No customer tools, software, or services were impacted.

 

The only issues were internal tools unrelated to anything to do with customers.

A vulnerability need not have to be directly related to "a customer".

[-defunct-]

15 minutes ago, ekohn00 said:

A vulnerability need not have to be directly related to "a customer".

Sure, we looked at situations that would indirectly impact customers as well and none existed. We don't use log4j.

Are you indicating you feel vulnerable regardless of the reassurance?

 

[DanITman]

You sure your SOLR driver search wasn't impacted?  That is Java based and there is a public service for it. 

[-defunct-]

22 minutes ago, DanITman said:

You sure your SOLR driver search wasn't impacted?  That is Java based and there is a public service for it. 

According to our scanners, it was not.

[DanITman]

Not sure what version you are using. 

https://solr.apache.org/security.html#apache-solr-affected-by-apache-log4j-cve-2021-44228 

 

 

[-defunct-]

I'll have to review again, but the critical test (active exploit scanning) found nothing, so if it is a vulnerable version it is not configured in a way that allows the vulnerability.

[msgreenf]

all 3 vulns that have been uncovered?

[-defunct-]

Log4shell is the primary one that is concerning.

The rest are only exploitable in custom configs.

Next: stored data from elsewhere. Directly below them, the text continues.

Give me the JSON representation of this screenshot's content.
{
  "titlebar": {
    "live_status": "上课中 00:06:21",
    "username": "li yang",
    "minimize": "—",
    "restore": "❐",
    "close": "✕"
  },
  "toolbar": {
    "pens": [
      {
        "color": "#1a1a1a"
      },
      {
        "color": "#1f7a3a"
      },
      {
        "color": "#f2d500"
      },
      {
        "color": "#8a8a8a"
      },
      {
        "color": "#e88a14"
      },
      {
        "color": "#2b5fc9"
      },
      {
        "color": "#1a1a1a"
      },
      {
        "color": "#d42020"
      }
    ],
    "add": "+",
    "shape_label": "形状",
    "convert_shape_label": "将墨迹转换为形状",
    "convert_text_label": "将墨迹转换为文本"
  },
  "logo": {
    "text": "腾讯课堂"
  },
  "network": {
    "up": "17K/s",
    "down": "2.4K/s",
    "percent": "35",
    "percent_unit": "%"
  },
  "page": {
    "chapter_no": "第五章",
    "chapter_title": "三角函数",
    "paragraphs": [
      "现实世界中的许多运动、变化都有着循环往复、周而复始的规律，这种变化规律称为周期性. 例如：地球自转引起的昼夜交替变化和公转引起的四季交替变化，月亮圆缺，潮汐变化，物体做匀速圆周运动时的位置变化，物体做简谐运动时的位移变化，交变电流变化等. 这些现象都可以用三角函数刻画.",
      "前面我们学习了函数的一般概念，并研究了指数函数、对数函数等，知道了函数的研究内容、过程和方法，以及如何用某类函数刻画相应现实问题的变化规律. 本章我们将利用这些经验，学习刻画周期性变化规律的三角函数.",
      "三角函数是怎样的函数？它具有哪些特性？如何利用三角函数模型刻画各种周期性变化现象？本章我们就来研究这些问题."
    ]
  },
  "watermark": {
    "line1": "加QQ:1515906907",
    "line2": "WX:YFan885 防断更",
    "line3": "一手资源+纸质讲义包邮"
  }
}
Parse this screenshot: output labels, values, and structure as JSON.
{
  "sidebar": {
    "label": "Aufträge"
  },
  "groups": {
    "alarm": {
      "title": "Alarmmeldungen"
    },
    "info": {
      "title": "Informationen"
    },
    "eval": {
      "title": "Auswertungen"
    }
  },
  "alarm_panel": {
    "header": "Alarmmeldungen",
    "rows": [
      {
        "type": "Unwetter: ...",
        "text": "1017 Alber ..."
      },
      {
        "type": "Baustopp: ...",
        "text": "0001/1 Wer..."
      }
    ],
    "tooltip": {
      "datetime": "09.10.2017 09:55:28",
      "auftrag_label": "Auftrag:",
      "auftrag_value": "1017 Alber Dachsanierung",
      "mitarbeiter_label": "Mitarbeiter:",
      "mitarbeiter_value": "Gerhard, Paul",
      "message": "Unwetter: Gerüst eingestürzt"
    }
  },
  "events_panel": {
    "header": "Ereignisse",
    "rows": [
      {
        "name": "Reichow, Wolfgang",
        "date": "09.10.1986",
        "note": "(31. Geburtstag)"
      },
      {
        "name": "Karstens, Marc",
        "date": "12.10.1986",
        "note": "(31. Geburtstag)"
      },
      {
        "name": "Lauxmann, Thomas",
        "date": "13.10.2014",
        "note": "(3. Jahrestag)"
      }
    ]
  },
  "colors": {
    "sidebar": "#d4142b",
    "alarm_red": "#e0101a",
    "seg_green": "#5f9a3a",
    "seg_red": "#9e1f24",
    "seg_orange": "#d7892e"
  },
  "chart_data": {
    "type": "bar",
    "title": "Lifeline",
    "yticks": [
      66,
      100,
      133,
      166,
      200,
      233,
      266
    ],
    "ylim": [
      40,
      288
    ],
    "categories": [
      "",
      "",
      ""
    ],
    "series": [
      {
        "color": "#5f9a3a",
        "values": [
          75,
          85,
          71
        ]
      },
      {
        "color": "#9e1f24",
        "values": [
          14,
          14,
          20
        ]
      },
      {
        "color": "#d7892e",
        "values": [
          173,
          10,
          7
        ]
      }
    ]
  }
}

Acunetix, Nessus, and Crowdstrike have been good about keeping up with the vulns.

[zaphod]

4 hours ago, ekohn00 said:

I didn't see anything for the controller, but the network app.... simple upgrade....

https://community.ui.com/releases/Security-Advisory-Bulletin-023-023/808a1db0-5f8e-4b91-9097-9822f3f90207

Isn't the Unifi Network the same as the Controller?  When they are saying "A vulnerable third-party library used in UniFi Network Version 6.5.53 and earlier (Log4J CVE-2021-44228) allows a malicious actor to control the application. " Isn't that the Unifi controller?  I run the Unifi Controller in a Docker on my unRAID server and there has been discussion on how to fix this vulnerability on the unRAID Docker forums.

[ekohn00]

2 hours ago, zaphod said:

Isn't the Unifi Network the same as the Controller?  When they are saying "A vulnerable third-party library used in UniFi Network Version 6.5.53 and earlier (Log4J CVE-2021-44228) allows a malicious actor to control the application. " Isn't that the Unifi controller?  I run the Unifi Controller in a Docker on my unRAID server and there has been discussion on how to fix this vulnerability on the unRAID Docker forums.

I run a UDM-PRO. On the UDM-pro, it's broken down to "apps". I didn't see anything on the base controller, which is firmware on the UDM-PRO, but only the network module.

The docker/"SW" implementations may be different...I can't remember if my cloud key has independent apps, or everything was updated at once.

 

[DanITman]

Ubiquiti already produced patches and you should upgrade.